| Quote #4
[N]one of us ever cares to talk like you. Us talk like our own Mama and her peoples and their peoples before them. You think out everything in your brain. While us rather talk from something in our hearts that has been there for a long time. (1.4.70)
Ah, the age old battle between the head and the heart. Portia is proud to be like her mother and the heritage that her mom represented. That comes from the heart. But Copeland is all about the mind. He has cut himself off from his own heritage by embracing cool logic and detachment, and some fiercely proper grammar.
| Quote #5
Nothing much happened that she could describe to herself in thoughts or words – but there was a feeling of change. All the time she was excited. (2.1.1)

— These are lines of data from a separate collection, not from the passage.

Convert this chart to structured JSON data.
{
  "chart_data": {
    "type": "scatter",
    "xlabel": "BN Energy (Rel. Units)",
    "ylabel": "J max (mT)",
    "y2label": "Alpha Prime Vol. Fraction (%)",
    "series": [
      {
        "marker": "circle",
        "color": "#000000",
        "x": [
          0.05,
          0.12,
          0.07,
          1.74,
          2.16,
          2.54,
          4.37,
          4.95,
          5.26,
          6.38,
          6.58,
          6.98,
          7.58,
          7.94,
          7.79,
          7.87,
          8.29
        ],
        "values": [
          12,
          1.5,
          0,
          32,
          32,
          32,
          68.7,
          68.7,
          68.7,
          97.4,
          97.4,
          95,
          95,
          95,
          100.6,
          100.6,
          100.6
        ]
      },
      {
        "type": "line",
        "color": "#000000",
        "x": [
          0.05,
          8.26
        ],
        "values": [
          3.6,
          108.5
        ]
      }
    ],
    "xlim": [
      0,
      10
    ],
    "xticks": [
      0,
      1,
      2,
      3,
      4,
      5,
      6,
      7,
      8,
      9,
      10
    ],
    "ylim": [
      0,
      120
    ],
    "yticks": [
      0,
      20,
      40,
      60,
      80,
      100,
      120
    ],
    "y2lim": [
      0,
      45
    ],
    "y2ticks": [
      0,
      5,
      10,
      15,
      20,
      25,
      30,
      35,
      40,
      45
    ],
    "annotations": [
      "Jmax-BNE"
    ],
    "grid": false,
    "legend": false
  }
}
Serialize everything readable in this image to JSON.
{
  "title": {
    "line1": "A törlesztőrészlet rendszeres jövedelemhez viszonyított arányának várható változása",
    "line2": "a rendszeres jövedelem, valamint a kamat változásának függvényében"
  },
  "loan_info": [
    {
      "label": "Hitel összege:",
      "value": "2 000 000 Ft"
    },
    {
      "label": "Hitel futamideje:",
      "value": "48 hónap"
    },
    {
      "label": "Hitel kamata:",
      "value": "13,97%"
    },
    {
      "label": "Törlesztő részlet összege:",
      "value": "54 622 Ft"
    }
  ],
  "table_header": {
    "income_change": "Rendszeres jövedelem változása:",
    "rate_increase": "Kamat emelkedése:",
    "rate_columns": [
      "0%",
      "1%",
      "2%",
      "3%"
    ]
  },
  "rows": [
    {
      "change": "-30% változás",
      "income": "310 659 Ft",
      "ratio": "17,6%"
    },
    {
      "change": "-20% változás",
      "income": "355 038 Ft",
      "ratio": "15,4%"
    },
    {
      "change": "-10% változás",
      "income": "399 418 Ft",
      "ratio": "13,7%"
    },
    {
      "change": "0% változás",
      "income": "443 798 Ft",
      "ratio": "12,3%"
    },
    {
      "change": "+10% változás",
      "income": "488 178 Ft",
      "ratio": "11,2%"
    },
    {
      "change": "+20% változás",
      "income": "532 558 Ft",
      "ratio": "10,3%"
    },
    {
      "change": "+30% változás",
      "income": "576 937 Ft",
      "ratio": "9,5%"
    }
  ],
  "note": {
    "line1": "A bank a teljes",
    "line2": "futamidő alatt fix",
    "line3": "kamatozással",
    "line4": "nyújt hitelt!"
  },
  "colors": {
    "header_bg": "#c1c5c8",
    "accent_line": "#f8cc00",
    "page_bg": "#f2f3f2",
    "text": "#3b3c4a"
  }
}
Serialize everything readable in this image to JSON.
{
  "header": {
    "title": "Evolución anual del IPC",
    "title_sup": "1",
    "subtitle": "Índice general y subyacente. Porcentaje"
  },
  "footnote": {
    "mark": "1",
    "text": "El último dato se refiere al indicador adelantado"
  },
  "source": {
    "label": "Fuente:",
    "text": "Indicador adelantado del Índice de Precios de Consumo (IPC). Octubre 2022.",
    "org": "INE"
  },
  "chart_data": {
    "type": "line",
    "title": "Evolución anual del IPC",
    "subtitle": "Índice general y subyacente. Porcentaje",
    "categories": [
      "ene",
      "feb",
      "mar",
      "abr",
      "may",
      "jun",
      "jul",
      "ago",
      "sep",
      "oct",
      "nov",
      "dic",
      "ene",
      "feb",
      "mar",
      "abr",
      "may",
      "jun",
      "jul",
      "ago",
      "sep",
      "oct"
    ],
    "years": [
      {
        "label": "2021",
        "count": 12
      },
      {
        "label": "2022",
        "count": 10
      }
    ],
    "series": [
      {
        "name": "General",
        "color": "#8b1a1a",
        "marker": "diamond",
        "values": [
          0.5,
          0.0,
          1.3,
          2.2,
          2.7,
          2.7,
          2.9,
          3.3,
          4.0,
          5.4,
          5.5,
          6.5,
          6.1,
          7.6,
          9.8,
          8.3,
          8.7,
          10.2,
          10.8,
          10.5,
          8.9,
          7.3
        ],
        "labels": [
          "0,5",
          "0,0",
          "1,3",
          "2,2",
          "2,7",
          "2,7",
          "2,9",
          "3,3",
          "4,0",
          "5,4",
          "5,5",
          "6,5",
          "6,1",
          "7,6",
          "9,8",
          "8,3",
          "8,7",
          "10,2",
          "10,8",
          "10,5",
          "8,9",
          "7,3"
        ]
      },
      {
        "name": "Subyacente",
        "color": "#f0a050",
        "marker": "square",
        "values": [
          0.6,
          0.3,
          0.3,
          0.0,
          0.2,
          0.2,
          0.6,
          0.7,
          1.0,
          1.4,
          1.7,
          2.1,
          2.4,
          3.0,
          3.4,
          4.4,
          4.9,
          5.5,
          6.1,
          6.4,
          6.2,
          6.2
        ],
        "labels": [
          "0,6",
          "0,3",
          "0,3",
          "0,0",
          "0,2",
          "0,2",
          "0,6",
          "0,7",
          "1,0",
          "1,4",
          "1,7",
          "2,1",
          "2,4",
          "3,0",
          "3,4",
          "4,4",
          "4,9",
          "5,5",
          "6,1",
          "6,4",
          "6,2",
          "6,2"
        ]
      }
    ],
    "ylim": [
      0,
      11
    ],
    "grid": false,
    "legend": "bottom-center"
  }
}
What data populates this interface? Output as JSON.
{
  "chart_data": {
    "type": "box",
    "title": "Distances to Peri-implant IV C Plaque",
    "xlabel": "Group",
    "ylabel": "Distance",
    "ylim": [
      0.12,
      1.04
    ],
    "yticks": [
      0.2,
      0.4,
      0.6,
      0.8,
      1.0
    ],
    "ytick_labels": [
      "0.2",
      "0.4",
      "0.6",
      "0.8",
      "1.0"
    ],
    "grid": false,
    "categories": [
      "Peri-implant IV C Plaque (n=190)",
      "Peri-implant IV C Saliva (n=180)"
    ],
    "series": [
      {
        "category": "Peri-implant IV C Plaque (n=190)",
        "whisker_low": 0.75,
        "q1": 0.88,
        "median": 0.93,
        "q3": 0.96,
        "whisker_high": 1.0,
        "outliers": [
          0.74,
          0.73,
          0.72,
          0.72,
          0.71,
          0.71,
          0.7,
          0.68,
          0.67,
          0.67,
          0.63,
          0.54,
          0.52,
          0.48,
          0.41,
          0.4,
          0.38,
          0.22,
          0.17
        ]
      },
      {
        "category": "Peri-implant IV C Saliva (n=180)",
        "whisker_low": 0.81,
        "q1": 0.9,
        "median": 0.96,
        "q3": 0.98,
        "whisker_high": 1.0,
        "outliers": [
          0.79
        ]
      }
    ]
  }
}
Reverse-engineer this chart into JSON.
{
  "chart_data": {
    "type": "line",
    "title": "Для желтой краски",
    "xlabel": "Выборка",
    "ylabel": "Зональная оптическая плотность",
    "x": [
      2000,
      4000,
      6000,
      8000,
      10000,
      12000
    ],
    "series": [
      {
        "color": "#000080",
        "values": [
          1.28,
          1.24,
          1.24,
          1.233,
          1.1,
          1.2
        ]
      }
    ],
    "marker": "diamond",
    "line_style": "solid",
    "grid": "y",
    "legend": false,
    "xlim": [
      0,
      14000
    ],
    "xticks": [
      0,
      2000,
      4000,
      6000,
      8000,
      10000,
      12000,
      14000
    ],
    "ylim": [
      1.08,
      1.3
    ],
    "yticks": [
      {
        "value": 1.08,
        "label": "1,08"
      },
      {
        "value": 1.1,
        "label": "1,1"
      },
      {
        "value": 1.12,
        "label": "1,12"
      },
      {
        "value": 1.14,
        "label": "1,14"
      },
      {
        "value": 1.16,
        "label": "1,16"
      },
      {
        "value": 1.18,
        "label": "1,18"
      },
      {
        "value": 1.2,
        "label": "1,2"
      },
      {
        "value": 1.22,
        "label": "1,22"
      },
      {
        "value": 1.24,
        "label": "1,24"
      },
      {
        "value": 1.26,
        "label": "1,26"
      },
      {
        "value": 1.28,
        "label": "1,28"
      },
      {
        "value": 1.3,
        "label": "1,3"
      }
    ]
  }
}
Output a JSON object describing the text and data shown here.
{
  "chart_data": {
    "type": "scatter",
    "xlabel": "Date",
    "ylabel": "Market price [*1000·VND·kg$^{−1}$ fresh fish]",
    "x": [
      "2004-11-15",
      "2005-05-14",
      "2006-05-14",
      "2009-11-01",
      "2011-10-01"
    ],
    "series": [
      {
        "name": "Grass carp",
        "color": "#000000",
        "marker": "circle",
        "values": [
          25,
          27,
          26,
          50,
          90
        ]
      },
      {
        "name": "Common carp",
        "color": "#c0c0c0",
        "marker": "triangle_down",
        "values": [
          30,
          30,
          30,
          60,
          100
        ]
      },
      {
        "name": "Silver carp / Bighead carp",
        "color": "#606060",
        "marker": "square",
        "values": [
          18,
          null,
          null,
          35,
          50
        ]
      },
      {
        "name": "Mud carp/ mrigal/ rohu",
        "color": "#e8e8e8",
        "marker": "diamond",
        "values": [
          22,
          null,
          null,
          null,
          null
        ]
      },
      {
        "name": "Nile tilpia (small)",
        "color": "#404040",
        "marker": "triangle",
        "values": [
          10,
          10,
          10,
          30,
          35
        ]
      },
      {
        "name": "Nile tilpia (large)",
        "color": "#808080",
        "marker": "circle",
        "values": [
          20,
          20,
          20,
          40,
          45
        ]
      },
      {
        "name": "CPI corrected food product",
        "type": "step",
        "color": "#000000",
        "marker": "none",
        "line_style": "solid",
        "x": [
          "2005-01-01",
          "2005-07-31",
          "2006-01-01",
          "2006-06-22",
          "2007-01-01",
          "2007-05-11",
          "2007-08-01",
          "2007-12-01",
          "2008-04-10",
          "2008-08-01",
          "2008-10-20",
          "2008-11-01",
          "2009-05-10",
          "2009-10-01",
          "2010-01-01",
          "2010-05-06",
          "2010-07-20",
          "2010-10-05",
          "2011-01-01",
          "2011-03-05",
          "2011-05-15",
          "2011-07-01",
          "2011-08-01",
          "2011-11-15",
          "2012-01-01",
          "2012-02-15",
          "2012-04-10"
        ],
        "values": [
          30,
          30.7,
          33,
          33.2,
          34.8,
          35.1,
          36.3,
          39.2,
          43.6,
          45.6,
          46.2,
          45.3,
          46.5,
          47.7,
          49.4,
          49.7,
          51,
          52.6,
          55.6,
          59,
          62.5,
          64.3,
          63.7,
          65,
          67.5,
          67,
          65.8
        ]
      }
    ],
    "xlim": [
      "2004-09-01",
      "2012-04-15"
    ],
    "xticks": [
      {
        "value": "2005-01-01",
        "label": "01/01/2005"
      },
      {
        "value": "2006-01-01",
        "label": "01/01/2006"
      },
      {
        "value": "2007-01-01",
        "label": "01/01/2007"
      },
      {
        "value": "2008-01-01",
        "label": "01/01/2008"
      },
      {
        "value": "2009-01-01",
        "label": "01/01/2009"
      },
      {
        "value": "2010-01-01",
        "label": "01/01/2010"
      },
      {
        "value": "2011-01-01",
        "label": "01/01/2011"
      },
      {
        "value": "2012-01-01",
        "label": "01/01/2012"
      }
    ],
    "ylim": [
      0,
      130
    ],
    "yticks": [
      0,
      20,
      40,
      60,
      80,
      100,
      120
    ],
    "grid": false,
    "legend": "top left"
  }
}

Mick comes of age in this novel. Her life changes constantly, even though much of her day-to-day life remains the same. At this point her identity is still in flux. She could become any number of things. But by the end of the novel, her identity becomes totally static. She becomes defined by her job, and that doesn't seem like it will change anytime soon.
| Quote #6
This part of the music was beautiful and clear. She could sing it now whenever she wanted to. Maybe later on, when she had just waked up some morning, more of the music would come back to her. (2.1.136)
Mick is often described as having music inside of her, which is oddly reassuring. Mick can't always access that music, but she knows it's there, deep inside, just waiting for the right time to be heard.